Workers at 18 Metro Detroit nursing homes plan strike

Sarah Rahal
The Detroit News

Detroit — Workers at 18 nursing homes across Metro Detroit plan to strike this month "over unfair labor practices" during the pandemic. 

More than 1,600 nursing home workers plan to join the strike starting Aug. 17, according to the Service Employees International Union Healthcare Michigan. 

Workers from the facilities, most owned by for-profit companies Villa, Ciena, Charles or Dunn, demand the homes rightsize staffing ratios they say put residents at risk. They also demand the companies provide personal protective equipment, pay frontline workers an increased wage "and take responsibility for the crisis of COVID-19 within nursing homes," organizers said.

“COVID-19 showed the public what the Black women who work in nursing homes have known for years — these homes put profits over people,” said Izella Hayes, a nursing assistant at Imperial Nursing Home in Dearborn Heights. “We’re standing up to greedy nursing home owners and demanding safe staffing so that every worker and resident can be treated with the dignity they deserve.”

Protesters, including, Jonathan Nunoo, left, of Westland, practice social distancing as they participate in a protest in front of the Ambassador Nursing and Rehabilitation Center on E. Jefferson in Detroit, Thursday, April 9, 2020.

Villa and Ciena officials did not immediately respond for comment Friday.

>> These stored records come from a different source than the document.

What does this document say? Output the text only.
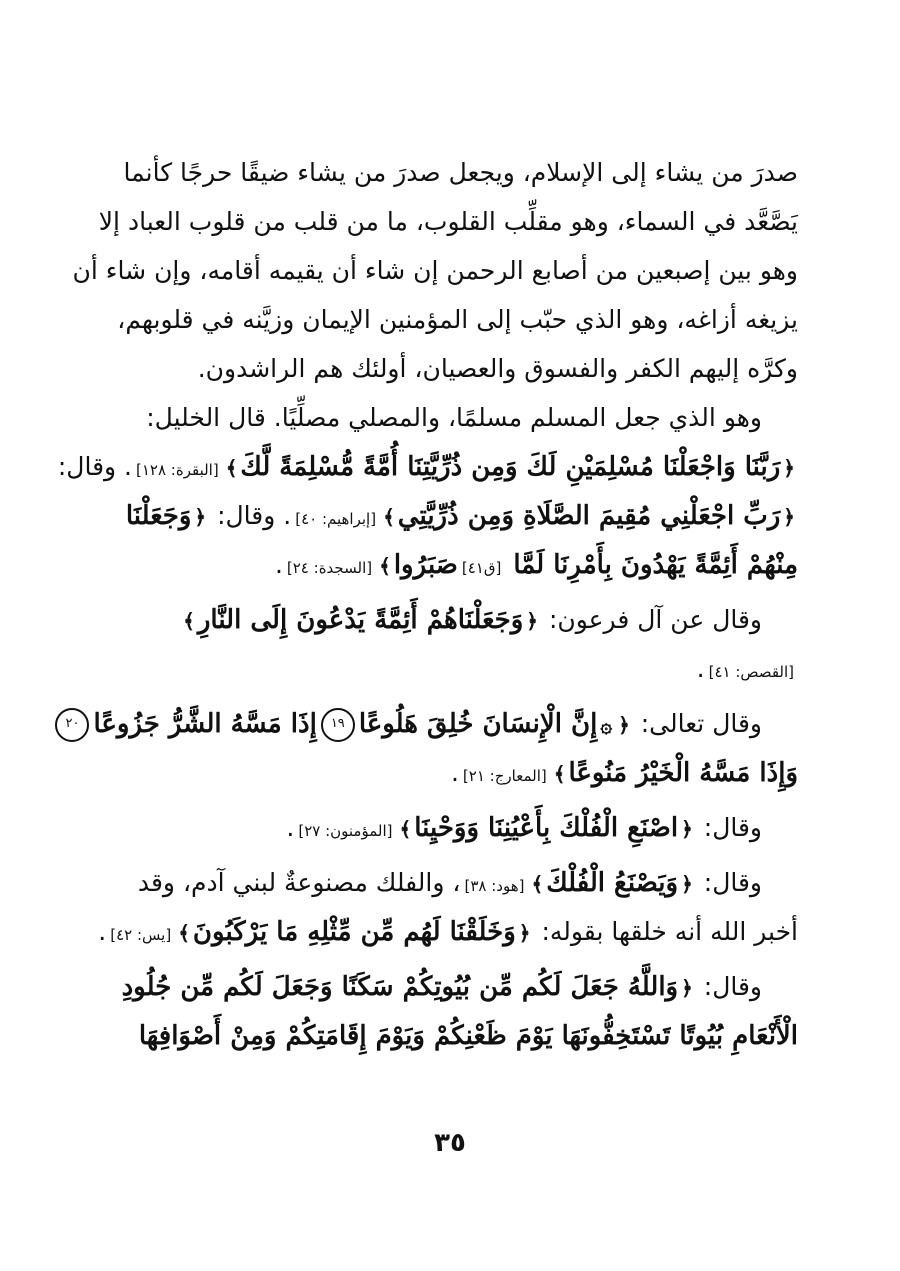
صدرَ من يشاء إلى الإسلام، ويجعل صدرَ من يشاء ضيقًا حرجًا كأنما
يَصَّعَّد في السماء، وهو مقلِّب القلوب، ما من قلب من قلوب العباد إلا
وهو بين إصبعين من أصابع الرحمن إن شاء أن يقيمه أقامه، وإن شاء أن
يزيغه أزاغه، وهو الذي حبّب إلى المؤمنين الإيمان وزيَّنه في قلوبهم،
وكرَّه إليهم الكفر والفسوق والعصيان، أولئك هم الراشدون.
وهو الذي جعل المسلم مسلمًا، والمصلي مصلِّيًا. قال الخليل:
﴿رَبَّنَا وَاجْعَلْنَا مُسْلِمَيْنِ لَكَ وَمِن ذُرِّيَّتِنَا أُمَّةً مُّسْلِمَةً لَّكَ﴾[البقرة: ١٢٨]. وقال:
﴿رَبِّ اجْعَلْنِي مُقِيمَ الصَّلَاةِ وَمِن ذُرِّيَّتِي﴾[إبراهيم: ٤٠]. وقال: ﴿وَجَعَلْنَا
مِنْهُمْ أَئِمَّةً يَهْدُونَ بِأَمْرِنَا لَمَّا [ق٤١]صَبَرُوا﴾[السجدة: ٢٤].
وقال عن آل فرعون: ﴿وَجَعَلْنَاهُمْ أَئِمَّةً يَدْعُونَ إِلَى النَّارِ﴾
[القصص: ٤١].
وقال تعالى: ﴿۞إِنَّ الْإِنسَانَ خُلِقَ هَلُوعًا١٩إِذَا مَسَّهُ الشَّرُّ جَزُوعًا٢٠
وَإِذَا مَسَّهُ الْخَيْرُ مَنُوعًا﴾[المعارج: ٢١].
وقال: ﴿اصْنَعِ الْفُلْكَ بِأَعْيُنِنَا وَوَحْيِنَا﴾[المؤمنون: ٢٧].
وقال: ﴿وَيَصْنَعُ الْفُلْكَ﴾[هود: ٣٨]، والفلك مصنوعةٌ لبني آدم، وقد
أخبر الله أنه خلقها بقوله: ﴿وَخَلَقْنَا لَهُم مِّن مِّثْلِهِ مَا يَرْكَبُونَ﴾[يس: ٤٢].
وقال: ﴿وَاللَّهُ جَعَلَ لَكُم مِّن بُيُوتِكُمْ سَكَنًا وَجَعَلَ لَكُم مِّن جُلُودِ
الْأَنْعَامِ بُيُوتًا تَسْتَخِفُّونَهَا يَوْمَ ظَعْنِكُمْ وَيَوْمَ إِقَامَتِكُمْ وَمِنْ أَصْوَافِهَا
٣٥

The plan to strike comes after Michigan Attorney General Dana Nessel said her office will be "ramping up efforts" to enforce requirements inside long-term care facilities, including nursing homes.

In July, a Detroit News review of inspection reports for the 45 nursing homes with the most deaths linked to COVID-19 found nearly half had been cited in the last four months for failing to follow infection control, isolation or staffing policies.

For months, nursing homes have been at the center of a debate in Michigan during the COVID-19 pandemic. About one-third of the deaths linked to the virus in the state have been nursing home residents.

"My office is prepared to continue our role of enforcing the law as this virus lingers and as Michigan’s most vulnerable populations remain at risk," Nessel said Thursday.

In Michigan's long-term care facilities, 7,854 residents have confirmed cases of the virus, another 6,131 have recovered or are recovering.

Since March, 2,024 residents and 22 staff members have died from the virus. Another 3,840 staff members have confirmed cases as of Wednesday, according to state data.

At one facility, an inspector wrote that staff had been ordered not to wear masks in the early days of the pandemic because it would create panic. In others, employees complained of not having access to PPE and not knowing which residents had COVID-19 and which didn't.

Trece Andrews, a laundry worker at Regency in St. Clair Shores, said it's no coincidence that thousands have died from the virus in nursing homes.

"Nursing home owners failed to prepare for this virus before it arrived, and failed to protect us once it was here,” Andrews said. “I care for my residents like they’re my family. By going on strike, I’m not just fighting on behalf of nursing home workers — I’m fighting for my residents, too."

A worker watches a protest over nursing home conditions.

Nursing homes and long-term care facilities will account for one of every three deaths in Detroit, Mayor Mike Duggan said. The city's workers have held multiple strikes and walkouts in the past five months, but say they have yet to see change.

In the state's hardest-hit city, where the majority of nursing home workers are Black women, striking workers will draw attention to the racial disparities inherent to the nursing home crisis, organizers say.

“The overwhelming majority of us are Black, and we are being forced to work through the crisis on poverty wages and without sufficient PPE at a time when Black people are getting sick and dying at higher rates,” said Lisa Elliott, a nursing assistant at Regency at St. Clair Shores. “We’re called essential, but we’re treated like we’re expendable."